Smascherare le pratiche monopolistiche di NewYork-Presbyterian

Il governo degli Stati Uniti accusa il NewYork-Presbyterian di utilizzare tattiche anticoncorrenziali per mantenere elevati i costi sanitari, limitando l’accesso dei pazienti a opzioni più convenienti.
NewYork-Presbyterian, uno dei più grandi sistemi ospedalieri degli Stati Uniti, è stato accusato dal governo di adottare pratiche che mantengono alti i costi sanitari sia per i pazienti che per gli assicuratori.

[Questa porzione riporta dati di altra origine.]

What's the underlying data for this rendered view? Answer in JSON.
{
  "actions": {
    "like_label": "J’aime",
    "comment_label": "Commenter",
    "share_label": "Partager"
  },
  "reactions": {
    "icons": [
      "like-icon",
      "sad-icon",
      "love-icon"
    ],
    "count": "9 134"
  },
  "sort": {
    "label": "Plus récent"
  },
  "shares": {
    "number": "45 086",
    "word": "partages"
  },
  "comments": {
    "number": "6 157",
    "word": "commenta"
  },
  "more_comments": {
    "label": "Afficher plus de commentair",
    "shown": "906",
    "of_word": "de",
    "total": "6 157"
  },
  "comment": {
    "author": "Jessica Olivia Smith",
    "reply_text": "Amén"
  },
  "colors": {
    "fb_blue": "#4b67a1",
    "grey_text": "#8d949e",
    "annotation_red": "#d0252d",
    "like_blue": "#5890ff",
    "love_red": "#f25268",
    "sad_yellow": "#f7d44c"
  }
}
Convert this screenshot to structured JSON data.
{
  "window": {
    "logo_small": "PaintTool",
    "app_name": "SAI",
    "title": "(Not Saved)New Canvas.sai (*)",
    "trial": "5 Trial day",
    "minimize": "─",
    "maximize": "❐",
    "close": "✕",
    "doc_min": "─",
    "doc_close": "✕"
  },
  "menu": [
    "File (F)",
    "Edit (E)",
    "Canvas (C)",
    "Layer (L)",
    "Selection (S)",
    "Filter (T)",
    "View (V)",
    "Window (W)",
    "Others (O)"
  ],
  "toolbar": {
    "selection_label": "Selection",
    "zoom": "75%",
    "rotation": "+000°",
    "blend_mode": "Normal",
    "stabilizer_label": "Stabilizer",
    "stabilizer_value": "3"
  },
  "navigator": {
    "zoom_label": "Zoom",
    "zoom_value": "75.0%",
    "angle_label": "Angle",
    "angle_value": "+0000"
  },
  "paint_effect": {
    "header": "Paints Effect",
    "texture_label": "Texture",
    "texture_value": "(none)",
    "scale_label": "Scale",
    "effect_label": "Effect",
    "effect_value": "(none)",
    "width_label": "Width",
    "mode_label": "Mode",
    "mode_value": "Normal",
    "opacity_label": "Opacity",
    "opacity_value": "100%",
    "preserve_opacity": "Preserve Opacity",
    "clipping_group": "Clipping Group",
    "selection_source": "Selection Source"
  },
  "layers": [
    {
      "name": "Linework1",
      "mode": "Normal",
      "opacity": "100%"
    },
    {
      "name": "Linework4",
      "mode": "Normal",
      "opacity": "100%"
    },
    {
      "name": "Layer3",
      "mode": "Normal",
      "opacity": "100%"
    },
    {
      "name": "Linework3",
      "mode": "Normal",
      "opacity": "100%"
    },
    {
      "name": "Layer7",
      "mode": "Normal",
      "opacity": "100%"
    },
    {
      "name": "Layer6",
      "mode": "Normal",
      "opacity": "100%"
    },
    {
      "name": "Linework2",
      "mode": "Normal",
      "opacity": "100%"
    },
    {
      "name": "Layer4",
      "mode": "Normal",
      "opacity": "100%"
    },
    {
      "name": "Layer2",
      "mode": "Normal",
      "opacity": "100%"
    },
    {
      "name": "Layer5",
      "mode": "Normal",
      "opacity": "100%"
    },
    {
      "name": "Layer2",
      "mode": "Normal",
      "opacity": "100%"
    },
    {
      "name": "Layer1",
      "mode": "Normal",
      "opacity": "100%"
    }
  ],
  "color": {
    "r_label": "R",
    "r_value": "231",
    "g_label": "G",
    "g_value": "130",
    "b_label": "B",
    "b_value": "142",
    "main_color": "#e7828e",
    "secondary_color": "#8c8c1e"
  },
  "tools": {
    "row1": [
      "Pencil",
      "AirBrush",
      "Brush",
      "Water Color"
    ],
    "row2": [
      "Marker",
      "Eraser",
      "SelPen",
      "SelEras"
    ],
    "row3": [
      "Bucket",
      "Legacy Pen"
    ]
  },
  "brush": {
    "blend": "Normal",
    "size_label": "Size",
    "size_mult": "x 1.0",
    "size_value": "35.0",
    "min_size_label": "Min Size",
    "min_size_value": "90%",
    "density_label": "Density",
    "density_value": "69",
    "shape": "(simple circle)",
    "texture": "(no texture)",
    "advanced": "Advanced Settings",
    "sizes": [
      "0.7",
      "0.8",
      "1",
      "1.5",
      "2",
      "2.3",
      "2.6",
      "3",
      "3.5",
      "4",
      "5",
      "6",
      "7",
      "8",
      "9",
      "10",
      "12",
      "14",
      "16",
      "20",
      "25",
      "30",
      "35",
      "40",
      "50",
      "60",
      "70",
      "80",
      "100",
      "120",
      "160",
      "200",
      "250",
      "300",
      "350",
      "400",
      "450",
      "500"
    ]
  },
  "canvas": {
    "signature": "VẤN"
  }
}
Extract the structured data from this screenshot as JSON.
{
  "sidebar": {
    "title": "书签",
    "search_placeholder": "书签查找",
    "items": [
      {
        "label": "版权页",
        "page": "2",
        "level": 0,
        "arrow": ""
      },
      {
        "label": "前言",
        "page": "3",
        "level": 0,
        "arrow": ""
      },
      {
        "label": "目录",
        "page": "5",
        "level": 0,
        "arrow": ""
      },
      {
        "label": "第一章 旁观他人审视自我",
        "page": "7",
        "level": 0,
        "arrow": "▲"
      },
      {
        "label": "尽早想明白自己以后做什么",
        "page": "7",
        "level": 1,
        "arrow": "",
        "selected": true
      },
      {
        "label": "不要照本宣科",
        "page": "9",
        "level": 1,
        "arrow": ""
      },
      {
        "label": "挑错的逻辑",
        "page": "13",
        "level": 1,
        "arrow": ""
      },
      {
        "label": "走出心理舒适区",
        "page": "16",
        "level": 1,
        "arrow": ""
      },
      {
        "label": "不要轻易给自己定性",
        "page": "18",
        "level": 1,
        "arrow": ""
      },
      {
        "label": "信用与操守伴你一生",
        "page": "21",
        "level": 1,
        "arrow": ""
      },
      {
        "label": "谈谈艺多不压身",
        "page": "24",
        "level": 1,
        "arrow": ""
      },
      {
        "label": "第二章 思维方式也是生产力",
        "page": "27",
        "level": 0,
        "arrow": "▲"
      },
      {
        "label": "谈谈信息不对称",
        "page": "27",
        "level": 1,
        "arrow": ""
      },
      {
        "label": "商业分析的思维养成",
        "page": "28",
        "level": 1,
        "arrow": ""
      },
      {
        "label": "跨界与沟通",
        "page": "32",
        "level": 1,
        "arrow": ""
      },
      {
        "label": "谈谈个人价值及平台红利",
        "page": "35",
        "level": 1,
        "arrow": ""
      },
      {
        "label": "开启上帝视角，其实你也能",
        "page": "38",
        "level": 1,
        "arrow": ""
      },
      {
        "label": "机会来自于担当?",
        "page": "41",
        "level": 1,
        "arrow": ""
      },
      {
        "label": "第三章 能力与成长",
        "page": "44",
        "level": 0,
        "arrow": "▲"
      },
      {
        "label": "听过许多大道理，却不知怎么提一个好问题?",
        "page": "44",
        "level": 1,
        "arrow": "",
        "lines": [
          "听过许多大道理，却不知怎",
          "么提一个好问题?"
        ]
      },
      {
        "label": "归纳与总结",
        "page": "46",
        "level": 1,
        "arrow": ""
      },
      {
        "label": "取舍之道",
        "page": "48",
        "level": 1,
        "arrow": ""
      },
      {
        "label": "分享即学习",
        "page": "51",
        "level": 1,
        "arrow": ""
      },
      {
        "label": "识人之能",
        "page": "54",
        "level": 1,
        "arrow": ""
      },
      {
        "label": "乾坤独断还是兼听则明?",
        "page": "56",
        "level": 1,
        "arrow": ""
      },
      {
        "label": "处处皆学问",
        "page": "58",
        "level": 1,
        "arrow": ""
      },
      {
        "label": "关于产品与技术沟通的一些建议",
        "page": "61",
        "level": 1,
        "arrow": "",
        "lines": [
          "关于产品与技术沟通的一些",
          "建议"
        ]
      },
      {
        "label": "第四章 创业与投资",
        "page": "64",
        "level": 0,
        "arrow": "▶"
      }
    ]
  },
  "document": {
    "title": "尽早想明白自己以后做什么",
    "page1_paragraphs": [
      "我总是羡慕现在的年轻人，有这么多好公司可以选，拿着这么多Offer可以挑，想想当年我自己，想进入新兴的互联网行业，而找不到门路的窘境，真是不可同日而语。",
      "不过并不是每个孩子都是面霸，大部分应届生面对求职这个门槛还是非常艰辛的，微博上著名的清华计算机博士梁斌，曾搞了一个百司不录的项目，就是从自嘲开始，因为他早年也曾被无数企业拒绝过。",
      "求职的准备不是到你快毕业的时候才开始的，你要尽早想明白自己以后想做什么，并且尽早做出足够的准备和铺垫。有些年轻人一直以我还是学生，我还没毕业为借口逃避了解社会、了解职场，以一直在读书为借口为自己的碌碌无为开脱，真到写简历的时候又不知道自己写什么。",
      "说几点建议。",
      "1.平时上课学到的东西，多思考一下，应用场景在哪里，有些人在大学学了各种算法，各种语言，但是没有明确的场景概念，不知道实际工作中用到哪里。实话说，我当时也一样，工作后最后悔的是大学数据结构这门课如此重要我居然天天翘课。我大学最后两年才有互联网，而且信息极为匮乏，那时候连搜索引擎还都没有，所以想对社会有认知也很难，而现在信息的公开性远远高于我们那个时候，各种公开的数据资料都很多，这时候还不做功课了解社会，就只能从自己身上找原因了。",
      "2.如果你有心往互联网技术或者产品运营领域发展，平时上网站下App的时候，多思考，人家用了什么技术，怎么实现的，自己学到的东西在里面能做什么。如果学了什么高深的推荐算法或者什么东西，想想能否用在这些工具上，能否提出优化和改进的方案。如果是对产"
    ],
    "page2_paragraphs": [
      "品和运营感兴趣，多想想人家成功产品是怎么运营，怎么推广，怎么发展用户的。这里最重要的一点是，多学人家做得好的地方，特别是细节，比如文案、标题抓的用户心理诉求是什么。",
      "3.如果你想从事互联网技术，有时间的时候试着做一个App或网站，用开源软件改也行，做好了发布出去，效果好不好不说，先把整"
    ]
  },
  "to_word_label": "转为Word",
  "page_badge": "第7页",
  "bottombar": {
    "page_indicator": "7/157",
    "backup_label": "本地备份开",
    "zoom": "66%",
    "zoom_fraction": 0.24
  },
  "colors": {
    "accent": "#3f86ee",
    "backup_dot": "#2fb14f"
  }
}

Secondo le accuse, il sistema ospedaliero ha sfruttato la propria posizione dominante sul mercato per impedire che i piani sanitari indirizzassero i pazienti verso opzioni terapeutiche meno costose o creassero piani più economici.
Il caso del governo sostiene che NewYork-Presbyterian abbia sfruttato la sua posizione di fornitore indispensabile nell'area metropolitana di New York per costringere i piani sanitari ad accettare termini che limitassero la concorrenza. Ciò includeva il divieto di piani per la creazione di prodotti a basso costo che escludessero ospedali o medici NewYork-Presbyterian, nonché il divieto di piani per indirizzare i pazienti verso altri fornitori più convenienti.